Aproveito o título do último capítulo de “Memórias Minhas” de Manuel Alegre como proposta do tema que quero desenvolver. Esse texto, longo, não é uma Biografia tal como o autor pretende defender mas, para além de tudo o que aí está e que é habitual no estilo do autor, é também uma reflexão sobre a vida. A dele e a dos outros, a de todos nós. Hoje.
A vida partidária, explica, deixou de lhe interessar. Isso é coisa natural, acredito, já que o meu entusiasmo também desapareceu, já que tudo se passa e quase tudo tende a esquecer. O tempo contribui para esse esquecimento e, também por isso ou, talvez por isso, cada vez mais se fala com o outro sem ver quem é, e o telemóvel das pessoas, que falam a olhar para o ecrã, impede-as também de olhar um bom filme no cinema, impede-as de ver páginas sugestivas e úteis de um livro e por isso, cada vez mais, sabem pouco e/ou contentam-se com o que ouvem dizer…
Cinquenta anos depois do 25 de Abril não se disse tudo sobre o que era antes, um tempo muito difícil para quem o viveu, cheio de proibições, um tempo quase caricato e muito estranho mas que continua a ser indispensável que os mais novos conheçam.

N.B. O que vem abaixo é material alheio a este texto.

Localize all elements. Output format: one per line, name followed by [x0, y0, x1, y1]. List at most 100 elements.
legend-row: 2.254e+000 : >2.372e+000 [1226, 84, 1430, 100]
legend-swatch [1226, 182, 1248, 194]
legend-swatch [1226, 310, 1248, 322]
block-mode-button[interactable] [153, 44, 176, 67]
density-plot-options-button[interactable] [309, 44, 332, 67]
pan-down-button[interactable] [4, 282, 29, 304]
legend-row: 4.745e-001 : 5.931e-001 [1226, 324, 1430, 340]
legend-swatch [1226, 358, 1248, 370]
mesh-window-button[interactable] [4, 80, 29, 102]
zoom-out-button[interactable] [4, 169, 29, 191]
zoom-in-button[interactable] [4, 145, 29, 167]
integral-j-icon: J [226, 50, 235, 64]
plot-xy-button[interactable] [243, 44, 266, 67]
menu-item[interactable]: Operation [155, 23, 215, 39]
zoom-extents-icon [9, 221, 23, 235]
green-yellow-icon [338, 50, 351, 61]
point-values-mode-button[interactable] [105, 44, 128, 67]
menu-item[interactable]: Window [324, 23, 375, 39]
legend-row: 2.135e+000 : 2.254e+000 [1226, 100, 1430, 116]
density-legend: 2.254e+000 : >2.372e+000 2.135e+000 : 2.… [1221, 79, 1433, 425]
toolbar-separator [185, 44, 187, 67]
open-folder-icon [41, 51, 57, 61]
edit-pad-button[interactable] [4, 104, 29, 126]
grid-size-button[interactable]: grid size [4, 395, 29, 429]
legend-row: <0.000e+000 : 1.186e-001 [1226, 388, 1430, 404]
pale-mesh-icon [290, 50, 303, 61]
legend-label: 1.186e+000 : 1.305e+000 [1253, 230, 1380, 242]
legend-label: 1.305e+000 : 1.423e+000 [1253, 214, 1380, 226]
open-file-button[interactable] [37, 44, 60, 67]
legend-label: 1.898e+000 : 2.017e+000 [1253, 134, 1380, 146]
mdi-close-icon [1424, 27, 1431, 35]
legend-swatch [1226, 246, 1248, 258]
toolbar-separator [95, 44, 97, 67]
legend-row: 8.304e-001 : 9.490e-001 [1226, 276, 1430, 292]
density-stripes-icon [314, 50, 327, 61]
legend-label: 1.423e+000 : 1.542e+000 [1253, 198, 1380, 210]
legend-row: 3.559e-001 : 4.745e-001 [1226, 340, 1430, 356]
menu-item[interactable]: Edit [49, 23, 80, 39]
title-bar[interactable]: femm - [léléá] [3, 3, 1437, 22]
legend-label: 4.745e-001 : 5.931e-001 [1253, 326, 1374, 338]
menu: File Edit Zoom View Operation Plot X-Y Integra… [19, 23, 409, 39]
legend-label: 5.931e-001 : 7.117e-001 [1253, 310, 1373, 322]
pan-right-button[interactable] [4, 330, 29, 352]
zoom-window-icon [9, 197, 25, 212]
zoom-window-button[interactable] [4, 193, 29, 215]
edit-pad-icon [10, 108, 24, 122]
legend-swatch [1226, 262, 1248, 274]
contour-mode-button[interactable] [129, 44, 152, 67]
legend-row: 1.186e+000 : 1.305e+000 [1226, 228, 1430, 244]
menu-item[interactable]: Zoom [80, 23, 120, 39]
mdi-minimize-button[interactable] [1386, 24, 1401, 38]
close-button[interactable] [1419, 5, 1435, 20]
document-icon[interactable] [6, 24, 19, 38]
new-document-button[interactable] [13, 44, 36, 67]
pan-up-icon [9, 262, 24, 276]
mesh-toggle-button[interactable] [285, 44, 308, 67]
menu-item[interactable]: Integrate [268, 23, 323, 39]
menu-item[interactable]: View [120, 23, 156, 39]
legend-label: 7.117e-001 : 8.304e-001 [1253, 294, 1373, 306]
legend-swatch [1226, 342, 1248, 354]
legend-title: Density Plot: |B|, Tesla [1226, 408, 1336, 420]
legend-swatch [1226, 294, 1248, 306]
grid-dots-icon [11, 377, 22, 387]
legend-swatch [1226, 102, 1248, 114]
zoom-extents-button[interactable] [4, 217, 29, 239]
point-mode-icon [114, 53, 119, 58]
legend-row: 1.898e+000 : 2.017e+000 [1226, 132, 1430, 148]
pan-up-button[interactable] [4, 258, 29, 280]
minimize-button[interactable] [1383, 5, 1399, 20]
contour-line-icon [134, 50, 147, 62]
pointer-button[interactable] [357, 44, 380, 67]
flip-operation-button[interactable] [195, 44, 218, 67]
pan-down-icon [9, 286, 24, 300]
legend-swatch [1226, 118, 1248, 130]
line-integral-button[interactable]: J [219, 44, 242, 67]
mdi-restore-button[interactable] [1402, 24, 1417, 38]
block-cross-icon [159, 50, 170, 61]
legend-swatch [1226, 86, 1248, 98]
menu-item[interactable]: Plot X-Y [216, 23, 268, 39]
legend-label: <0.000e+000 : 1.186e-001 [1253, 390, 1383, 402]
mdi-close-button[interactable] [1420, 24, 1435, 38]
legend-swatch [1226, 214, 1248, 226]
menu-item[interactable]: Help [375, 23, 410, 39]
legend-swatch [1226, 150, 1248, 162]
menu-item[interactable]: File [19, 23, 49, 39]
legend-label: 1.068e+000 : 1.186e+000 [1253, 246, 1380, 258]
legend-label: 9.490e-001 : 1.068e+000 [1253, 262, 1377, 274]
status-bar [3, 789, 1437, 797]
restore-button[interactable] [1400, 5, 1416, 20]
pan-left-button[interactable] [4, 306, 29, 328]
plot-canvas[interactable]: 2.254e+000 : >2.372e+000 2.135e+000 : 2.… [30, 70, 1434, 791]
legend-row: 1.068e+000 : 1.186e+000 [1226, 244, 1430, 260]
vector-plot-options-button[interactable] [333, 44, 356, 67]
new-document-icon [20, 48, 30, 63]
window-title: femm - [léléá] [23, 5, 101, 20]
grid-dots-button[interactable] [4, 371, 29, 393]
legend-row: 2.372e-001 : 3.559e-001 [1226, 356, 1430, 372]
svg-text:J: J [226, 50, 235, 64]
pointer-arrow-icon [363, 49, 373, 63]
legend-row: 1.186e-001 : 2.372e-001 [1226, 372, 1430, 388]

Para isso, também porque a data implicava o fervor da Festa, por todo o lado houve cravos, música, palestras, palavras que se foram pronunciando mais ou menos ao gosto de cada um… Foi assim, falou-se assim porque falar da força e valor da liberdade a quem sempre a teve também não é fácil… Para esses, hoje, a liberdade é como o ar que se respira, o pior é falar para os outros, os jovens adolescentes que, salvo raras excepções, só estão presentes, só estão lá por obrigação…
Bem sei que as Escolas estiveram, algumas ainda podem estar, cheias de desenhos, de cartazes, de textos sobre o 25 de Abril. Tentei descobrir o esforço dos professores para dar sentido a uma data em que os alunos ainda nem eram nascidos mas, como resistir à sensação, quase certeza de que tantos, tantos desses alunos entenderam só que o passado está longe e esse outro lado da vida já os não pode afectar… Por isso, parece-me, o 24 de Abril também! Não é preciso dizer muito mais, nem detalhes, nem torturas, nem algemas, nem prisões… Para quê despertar um maior respeito pela coragem, pelo sacrifício, pela maior atenção à Liberdade?
Não posso generalizar mas continuo a pensar que se fala pouco, se diz quase nada sobre o que era, o que foi para chegar ao que hoje é… Não posso resistir a constatar que no passar dos anos, a tarefa da informação sobre o que foi e o que é se vai atenuando, os motivos da Festa vão-se alterando e tanto, tanto fica por dizer. Muitas das proibições do tempo anterior à liberdade conquistada começam a não ser lembradas e a banalização dos motivos escolhidos na festa comemorativa perdem muito do sentido que deveriam ter. Então, como resistir? A ditadura continua a matar, o socialismo parece que nem chegou a começar… A injustiça continua, os fantasmas continuam na frente, a energia maior parece estar do lado da extrema-direita…
Hoje, tudo passa depressa e quase tudo se esquece. Hoje, as pessoas não ouvem ou não sabem ouvir, não lêem, já não ligam quase nada ou preferem saber pouco sobre poesia. Sobretudo os políticos. Esses, outro mundo, outra linguagem… Então, como resistir?